Так или иначе, но в семейных архивах, сохраняемых в коробках из-под обуви, Курт был обнаружен. Во всем этом обескровленном хламе, этих бесполезных ископаемых — фотокарточках, пропылившихся письмах, каких-то выцветших ленточках и обрывках записок — золотозубая мама любила копаться не меньше, чем неутомимо спать с мужчинами. Отец Лейлы, по ее путаным словам, сохранился в этих отвалах и штреках прошлого лишь в единственном экземпляре. Дочь не верила матери. Лейла вообще не верила людям. Джаныбеку она тоже не верила, но это никак не влияло на ее отношения с мужем.

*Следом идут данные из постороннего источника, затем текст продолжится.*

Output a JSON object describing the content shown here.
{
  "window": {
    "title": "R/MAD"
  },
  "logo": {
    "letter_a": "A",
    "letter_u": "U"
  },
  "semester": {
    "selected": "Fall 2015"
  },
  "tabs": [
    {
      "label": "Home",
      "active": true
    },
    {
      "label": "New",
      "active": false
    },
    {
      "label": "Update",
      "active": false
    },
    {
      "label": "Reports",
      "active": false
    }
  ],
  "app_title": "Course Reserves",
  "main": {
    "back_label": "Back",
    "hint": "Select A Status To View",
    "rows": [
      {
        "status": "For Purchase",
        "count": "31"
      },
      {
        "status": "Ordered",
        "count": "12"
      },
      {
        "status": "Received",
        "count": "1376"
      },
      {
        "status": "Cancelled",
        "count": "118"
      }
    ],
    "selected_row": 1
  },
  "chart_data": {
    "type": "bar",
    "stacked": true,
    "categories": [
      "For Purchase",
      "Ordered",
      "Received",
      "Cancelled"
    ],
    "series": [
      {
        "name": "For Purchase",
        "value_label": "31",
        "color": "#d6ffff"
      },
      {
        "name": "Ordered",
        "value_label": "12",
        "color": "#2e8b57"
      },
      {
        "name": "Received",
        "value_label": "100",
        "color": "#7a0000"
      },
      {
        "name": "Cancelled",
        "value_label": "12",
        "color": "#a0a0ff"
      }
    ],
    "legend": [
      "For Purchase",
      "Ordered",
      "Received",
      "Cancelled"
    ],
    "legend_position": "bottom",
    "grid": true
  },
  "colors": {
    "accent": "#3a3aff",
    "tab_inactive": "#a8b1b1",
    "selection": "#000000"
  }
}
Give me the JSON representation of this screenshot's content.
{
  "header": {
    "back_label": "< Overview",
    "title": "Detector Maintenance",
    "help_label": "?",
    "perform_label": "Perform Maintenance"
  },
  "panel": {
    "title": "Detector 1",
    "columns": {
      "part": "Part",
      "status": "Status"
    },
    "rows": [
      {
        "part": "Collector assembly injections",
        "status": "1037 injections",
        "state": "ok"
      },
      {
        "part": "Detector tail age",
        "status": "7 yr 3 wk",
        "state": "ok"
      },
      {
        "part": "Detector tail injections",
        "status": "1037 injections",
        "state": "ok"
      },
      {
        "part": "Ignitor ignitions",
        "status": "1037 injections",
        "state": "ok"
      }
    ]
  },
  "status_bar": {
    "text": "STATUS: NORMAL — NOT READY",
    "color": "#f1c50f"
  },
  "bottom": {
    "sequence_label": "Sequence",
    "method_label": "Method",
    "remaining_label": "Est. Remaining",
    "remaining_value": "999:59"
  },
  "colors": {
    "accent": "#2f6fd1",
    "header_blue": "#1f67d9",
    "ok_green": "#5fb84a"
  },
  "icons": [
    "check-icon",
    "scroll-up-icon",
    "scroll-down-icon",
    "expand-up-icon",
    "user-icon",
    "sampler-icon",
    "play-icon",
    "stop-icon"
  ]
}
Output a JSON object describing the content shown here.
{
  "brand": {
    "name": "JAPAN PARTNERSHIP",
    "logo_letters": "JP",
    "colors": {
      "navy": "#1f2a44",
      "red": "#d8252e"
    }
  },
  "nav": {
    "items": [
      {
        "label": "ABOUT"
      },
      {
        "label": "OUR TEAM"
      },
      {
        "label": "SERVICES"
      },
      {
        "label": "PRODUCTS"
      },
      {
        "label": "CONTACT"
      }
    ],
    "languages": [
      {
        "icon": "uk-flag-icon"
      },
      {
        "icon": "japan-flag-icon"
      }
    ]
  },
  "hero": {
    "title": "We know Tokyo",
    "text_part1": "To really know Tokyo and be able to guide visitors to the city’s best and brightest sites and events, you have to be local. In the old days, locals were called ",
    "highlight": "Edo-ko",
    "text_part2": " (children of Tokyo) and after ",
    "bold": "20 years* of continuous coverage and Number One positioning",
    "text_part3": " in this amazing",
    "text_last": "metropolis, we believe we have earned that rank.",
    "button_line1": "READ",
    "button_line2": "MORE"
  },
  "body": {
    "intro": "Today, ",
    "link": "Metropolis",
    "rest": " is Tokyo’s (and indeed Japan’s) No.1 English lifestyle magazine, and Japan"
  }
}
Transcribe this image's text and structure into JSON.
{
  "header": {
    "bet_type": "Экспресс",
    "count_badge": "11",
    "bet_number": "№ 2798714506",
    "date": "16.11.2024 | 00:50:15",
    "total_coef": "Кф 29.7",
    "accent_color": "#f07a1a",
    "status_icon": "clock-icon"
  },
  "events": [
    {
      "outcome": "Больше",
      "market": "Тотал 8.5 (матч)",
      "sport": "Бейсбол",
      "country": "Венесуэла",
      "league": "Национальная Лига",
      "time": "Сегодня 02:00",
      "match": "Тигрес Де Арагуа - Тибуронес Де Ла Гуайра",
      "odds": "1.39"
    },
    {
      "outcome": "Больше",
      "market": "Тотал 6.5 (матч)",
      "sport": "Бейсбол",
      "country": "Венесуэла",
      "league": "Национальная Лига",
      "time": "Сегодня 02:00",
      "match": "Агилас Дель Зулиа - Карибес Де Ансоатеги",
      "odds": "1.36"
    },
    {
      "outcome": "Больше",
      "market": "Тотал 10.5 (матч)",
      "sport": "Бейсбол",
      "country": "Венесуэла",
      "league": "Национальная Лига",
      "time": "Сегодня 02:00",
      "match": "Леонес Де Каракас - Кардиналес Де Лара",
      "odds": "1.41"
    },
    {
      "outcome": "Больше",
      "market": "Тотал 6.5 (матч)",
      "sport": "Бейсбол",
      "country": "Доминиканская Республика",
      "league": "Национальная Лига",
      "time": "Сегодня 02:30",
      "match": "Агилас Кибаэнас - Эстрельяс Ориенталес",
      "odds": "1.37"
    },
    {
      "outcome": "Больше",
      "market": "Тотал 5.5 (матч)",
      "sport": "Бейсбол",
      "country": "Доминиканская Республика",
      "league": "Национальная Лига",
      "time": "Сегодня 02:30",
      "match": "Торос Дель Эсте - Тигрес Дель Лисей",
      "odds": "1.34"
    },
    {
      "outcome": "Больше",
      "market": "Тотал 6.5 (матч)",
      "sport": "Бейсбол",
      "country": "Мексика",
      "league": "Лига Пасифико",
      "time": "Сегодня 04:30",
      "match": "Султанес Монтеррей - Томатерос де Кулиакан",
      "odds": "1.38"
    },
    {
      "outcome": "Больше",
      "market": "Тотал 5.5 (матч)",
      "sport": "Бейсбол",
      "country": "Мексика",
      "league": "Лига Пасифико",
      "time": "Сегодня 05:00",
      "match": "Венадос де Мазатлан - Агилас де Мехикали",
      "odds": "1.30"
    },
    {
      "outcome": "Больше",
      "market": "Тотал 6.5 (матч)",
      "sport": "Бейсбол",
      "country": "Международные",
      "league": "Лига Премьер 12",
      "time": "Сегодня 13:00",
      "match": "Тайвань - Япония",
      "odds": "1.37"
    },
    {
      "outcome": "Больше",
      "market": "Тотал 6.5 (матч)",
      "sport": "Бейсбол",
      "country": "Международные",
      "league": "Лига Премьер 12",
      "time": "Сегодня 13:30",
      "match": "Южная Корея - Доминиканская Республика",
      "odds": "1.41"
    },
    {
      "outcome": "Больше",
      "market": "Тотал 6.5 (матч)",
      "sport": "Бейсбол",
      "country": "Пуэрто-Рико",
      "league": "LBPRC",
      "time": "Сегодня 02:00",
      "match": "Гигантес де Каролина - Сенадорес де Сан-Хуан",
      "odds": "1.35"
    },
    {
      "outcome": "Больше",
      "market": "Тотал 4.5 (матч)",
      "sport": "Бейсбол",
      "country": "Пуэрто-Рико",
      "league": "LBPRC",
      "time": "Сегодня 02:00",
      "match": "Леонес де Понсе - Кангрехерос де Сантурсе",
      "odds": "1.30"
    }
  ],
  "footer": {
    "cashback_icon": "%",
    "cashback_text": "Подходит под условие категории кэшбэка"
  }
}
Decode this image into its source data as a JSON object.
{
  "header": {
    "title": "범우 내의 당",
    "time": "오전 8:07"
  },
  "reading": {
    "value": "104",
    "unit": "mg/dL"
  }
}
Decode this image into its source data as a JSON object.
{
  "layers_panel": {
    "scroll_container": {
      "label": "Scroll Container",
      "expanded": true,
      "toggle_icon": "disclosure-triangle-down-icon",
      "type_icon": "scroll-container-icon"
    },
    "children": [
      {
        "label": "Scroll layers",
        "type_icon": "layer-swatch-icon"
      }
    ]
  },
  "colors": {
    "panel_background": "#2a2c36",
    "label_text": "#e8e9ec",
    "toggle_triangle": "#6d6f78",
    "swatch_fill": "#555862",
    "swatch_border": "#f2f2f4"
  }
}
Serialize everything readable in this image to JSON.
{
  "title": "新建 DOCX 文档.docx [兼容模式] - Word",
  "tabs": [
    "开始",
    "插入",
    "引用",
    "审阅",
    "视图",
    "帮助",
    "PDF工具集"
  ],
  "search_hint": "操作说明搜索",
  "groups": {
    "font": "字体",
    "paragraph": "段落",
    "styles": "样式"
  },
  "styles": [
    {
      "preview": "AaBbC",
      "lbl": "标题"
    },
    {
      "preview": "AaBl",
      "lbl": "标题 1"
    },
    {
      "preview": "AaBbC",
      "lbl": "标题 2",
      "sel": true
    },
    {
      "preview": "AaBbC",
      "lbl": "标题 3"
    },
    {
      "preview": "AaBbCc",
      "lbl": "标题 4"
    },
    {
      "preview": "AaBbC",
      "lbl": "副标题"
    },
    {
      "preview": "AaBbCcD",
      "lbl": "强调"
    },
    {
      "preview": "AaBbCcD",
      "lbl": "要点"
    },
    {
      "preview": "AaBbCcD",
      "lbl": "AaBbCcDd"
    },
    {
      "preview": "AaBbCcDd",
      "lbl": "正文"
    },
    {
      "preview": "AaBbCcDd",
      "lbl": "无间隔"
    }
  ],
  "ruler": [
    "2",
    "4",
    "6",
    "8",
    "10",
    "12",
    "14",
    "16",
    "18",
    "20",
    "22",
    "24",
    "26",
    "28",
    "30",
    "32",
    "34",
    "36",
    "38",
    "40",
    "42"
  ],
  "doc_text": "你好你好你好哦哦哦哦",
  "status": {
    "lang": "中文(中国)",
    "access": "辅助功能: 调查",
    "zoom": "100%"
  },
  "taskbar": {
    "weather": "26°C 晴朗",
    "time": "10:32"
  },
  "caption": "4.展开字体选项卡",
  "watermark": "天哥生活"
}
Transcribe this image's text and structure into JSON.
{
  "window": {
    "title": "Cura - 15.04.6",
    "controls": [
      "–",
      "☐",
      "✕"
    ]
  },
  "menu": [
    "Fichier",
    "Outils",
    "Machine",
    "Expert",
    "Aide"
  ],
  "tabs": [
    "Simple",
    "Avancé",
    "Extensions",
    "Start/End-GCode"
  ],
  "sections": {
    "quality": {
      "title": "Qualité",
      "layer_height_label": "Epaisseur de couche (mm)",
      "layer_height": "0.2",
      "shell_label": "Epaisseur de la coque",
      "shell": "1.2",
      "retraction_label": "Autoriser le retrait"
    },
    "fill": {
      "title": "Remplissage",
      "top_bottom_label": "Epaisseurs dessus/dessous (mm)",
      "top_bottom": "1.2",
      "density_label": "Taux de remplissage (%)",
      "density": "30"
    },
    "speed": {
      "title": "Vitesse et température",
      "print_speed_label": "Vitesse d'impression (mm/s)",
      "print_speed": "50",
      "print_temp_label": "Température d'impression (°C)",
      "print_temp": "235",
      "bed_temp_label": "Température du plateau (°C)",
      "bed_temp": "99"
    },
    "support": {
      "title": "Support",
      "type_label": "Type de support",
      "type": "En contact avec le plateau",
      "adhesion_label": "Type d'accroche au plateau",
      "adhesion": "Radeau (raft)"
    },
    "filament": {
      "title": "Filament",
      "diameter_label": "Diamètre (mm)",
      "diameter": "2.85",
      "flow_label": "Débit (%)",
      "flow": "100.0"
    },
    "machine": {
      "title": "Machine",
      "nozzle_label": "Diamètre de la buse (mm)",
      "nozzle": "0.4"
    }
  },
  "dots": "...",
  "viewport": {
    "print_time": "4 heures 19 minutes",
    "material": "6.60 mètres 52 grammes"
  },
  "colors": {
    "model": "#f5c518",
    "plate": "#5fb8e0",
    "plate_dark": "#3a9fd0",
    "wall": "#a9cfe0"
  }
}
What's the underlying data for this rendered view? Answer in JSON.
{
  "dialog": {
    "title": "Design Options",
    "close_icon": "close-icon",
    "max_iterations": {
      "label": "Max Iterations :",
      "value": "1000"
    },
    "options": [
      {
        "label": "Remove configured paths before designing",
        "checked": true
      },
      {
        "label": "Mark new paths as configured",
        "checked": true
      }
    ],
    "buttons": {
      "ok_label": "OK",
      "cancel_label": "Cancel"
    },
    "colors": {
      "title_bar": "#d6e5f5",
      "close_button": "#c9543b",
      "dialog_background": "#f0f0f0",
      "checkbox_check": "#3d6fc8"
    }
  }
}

Конная тропа виляла и петляла по наветренному склону холма, расцвеченному, как подтеками ржавчины, какой-то желтой и коричневой растительностью — то ли чахлой травой, то ли высокогорными лишайниками. Четыре часа верхом в горах быстро прошли, да надолго запомнились Артему Каратуте: ломило поясницу, саднило внутренние стороны бедер, обжигало болью стертые до крови ремнями стремян икры в широких голенищах кирзовых сапог. Да еще красивый выпуклый шов, разделявший надвое меж накладных карманов с медными пистонами по углам заднюю часть джинсов «Wrangler», врезался в копчик на каждом шагу, словно орудие изощренной пытки. А Рувим Веселовский — тот держался в седле петушком: беззаботно набрасывал повод на переднюю луку и свысока одобрительно поглядывал по сторонам. Вполне благополучный вид Рувима не то чтобы вызывал зависть в разболтанной на рыси и галопе, как коктейль в шейкере, душе Артема Каратуты, но подспудно раздувал запоздалое сожаление: зачем, старый дурак, согласился ехать черт знает куда, сидел бы себе в Тель-Авиве, под пальмой, на морском берегу. Но он дал себя уговорить без борьбы: Рувим, давний приятель, своим легким слогом и отборными словами разбудил в нем такое любопытство, что сладить было просто невозможно. Да и сам Артем, надо отдать ему должное, был склонен к авантюрам — его и рейд на слонах по индийским джунглям не остановил бы, если он вбил что-нибудь себе в голову. Так что уж тут говорить о каком-то конном переходе по Тянь-Шаню вблизи надежно утоптанного Великого шелкового пути!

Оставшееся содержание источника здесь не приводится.